Thanks for attaching the file. While it's sometimes possible to identify an issue by looking at QPDF JSON, in this particular case, the issue involves data in the original PDF. The original PDF is also probably malformed - it looks like there is a content stream that does not have the appropriate number of elements in a matrix, so at least some portion of it isn't going to render correctly.

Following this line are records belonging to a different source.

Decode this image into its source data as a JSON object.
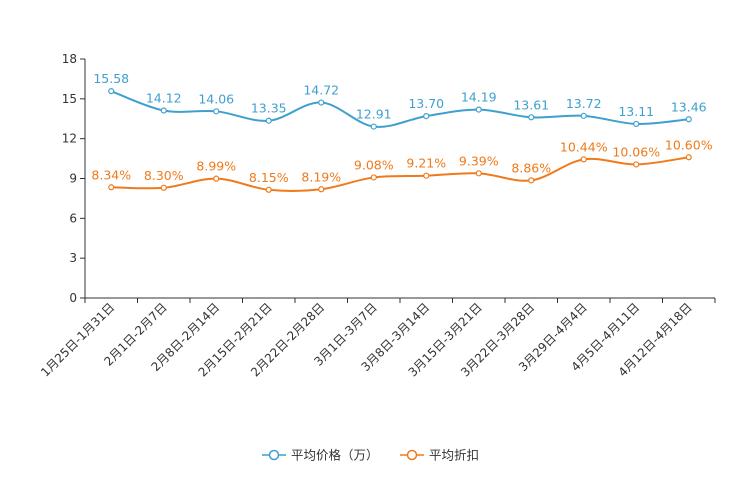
{
  "chart_data": {
    "type": "line",
    "title": "",
    "xlabel": "",
    "ylabel": "",
    "ylim": [
      0,
      18
    ],
    "yticks": [
      0,
      3,
      6,
      9,
      12,
      15,
      18
    ],
    "grid": false,
    "legend_position": "bottom-center",
    "categories": [
      "1月25日-1月31日",
      "2月1日-2月7日",
      "2月8日-2月14日",
      "2月15日-2月21日",
      "2月22日-2月28日",
      "3月1日-3月7日",
      "3月8日-3月14日",
      "3月15日-3月21日",
      "3月22日-3月28日",
      "3月29日-4月4日",
      "4月5日-4月11日",
      "4月12日-4月18日"
    ],
    "series": [
      {
        "name": "平均价格（万）",
        "color": "#3fa0d0",
        "values": [
          15.58,
          14.12,
          14.06,
          13.35,
          14.72,
          12.91,
          13.7,
          14.19,
          13.61,
          13.72,
          13.11,
          13.46
        ],
        "labels": [
          "15.58",
          "14.12",
          "14.06",
          "13.35",
          "14.72",
          "12.91",
          "13.70",
          "14.19",
          "13.61",
          "13.72",
          "13.11",
          "13.46"
        ]
      },
      {
        "name": "平均折扣",
        "color": "#f07a1a",
        "values": [
          8.34,
          8.3,
          8.99,
          8.15,
          8.19,
          9.08,
          9.21,
          9.39,
          8.86,
          10.44,
          10.06,
          10.6
        ],
        "labels": [
          "8.34%",
          "8.30%",
          "8.99%",
          "8.15%",
          "8.19%",
          "9.08%",
          "9.21%",
          "9.39%",
          "8.86%",
          "10.44%",
          "10.06%",
          "10.60%"
        ]
      }
    ]
  }
}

You could try using Ghostscript to rewrite the PDF - maybe it can find a way to correct the issue or discard: gs -q -sDEVICE=pdfwrite -o out.pdf in.pdf

macdeport commented 5 months ago

test.zip You are welcome. Thank you.

jbarlow83 commented 5 months ago

PDF has many errors and there's no way to recover it. At the point of failure, there's supposed to be a 6-element coordinate matrix that sets up what to draw next, and only 3 elements are there. There's just no way to know what supposed to happen.

I added a more descriptive error message.